The recent spate of deals have been particularly popular with the German co-operative bank sector, which has been keen to get highly rated paper with yields of around 1%. “Germany and Austria is the second largest investor base for Arkéa,” says Laurent Gestin, an investor relations official at Crédit Mutuel Arkéa, one of the first issuers to return on April 28, also with a €750m seven year senior preferred bond. “While obviously we had large orders from the large institutions there, we also had a good share of orders from investors that are smaller and helped bring the transaction in good shape. It's always amazing to see the number of small banks that invest in our bonds.”
Likewise, SBAB Bank, which issued a €500m five year senior preferred bond on May 6 under its green bond framework, saw support from smaller investors such as the co-operative sector and savings banks in Germany as well as from larger accounts in Germany, France and Benelux together with a strong showing from Nordic buyers. “It was a strong and diversified order book that shows there is interest for this kind of product on very broad basis,” notes Anders Hult, head of funding at the Swedish lender.

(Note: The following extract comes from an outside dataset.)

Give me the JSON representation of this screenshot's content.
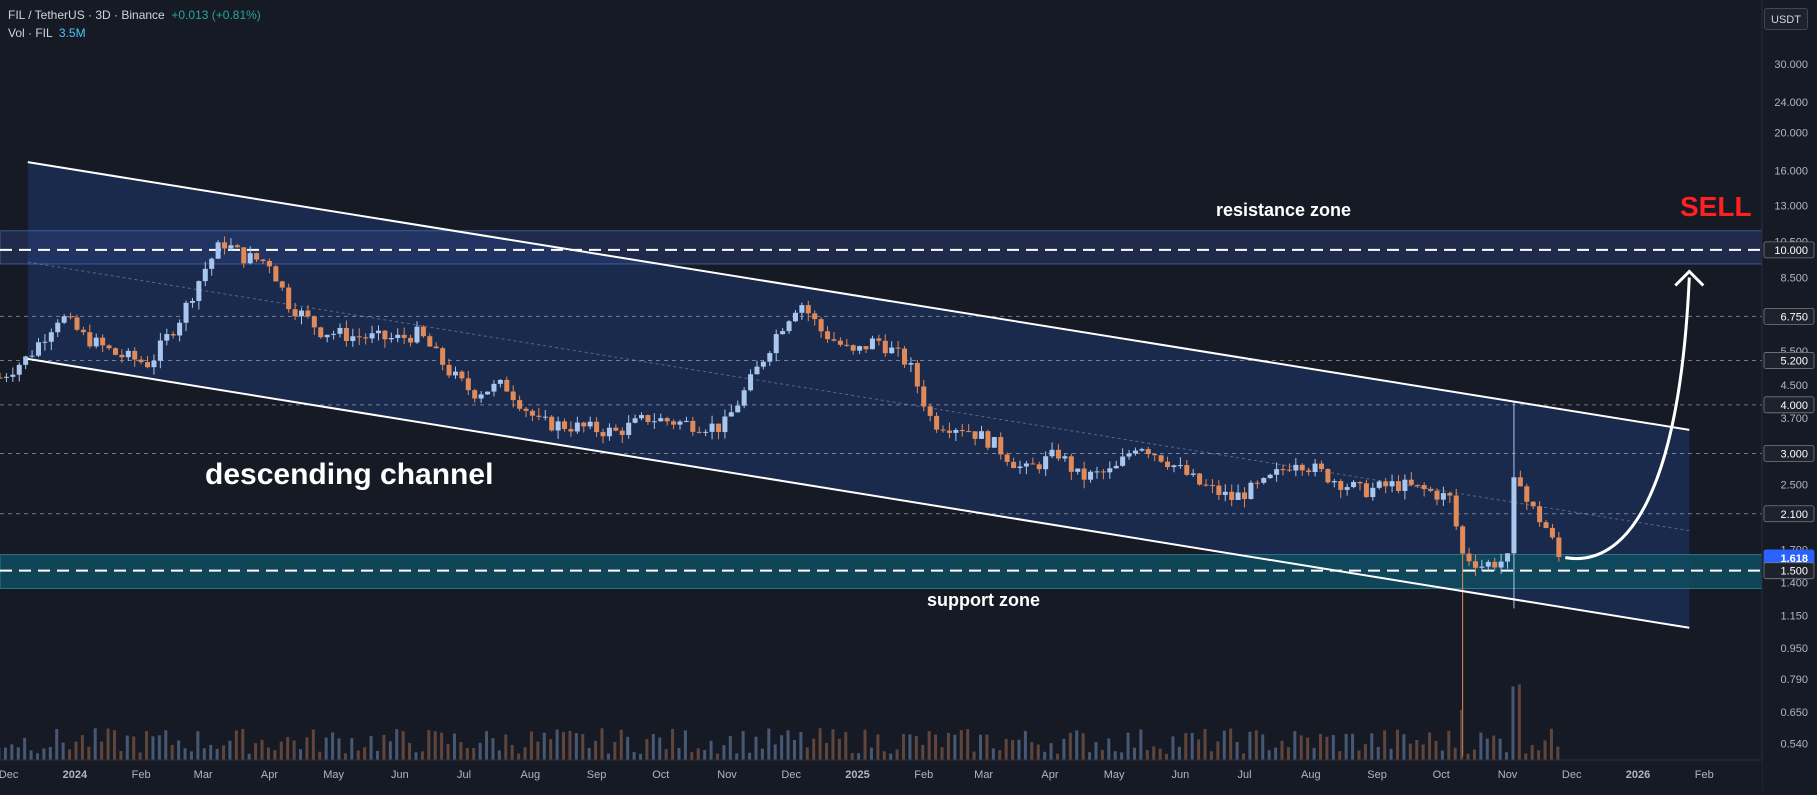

Deal performance has been strong, a factor that can be attributed on some deals to the participation of the German co-ops, says Klocke.
“The highly granular co-operative sector’s firepower to deliver follow-up demand in secondary markets to meet desired allocations helps drive performance,” he says. “We’ve seen that in, for instance, Erste’s trade which has tightened 15bp since pricing, and in SBAB, which is similarly tighter. Deals that haven’t involved the co-operative sector haven’t seen the same performance.”
The market is doing well but the outlook is far from clear as the full repercussions of the economic damage wrought by the crisis are yet to be felt, so issuers are being urged to take advantage of conditions while they last.
“Economies are in historically bad shape and we’re nowhere near the wide spreads we’ve seen in other crises so there’s clearly a risk that spreads might suffer significantly,” says Klocke. “Banks need to take the opportunity to fund themselves and I struggle to see a significant fall in spreads in the next six to nine months without a significant turnaround in global economic conditions.”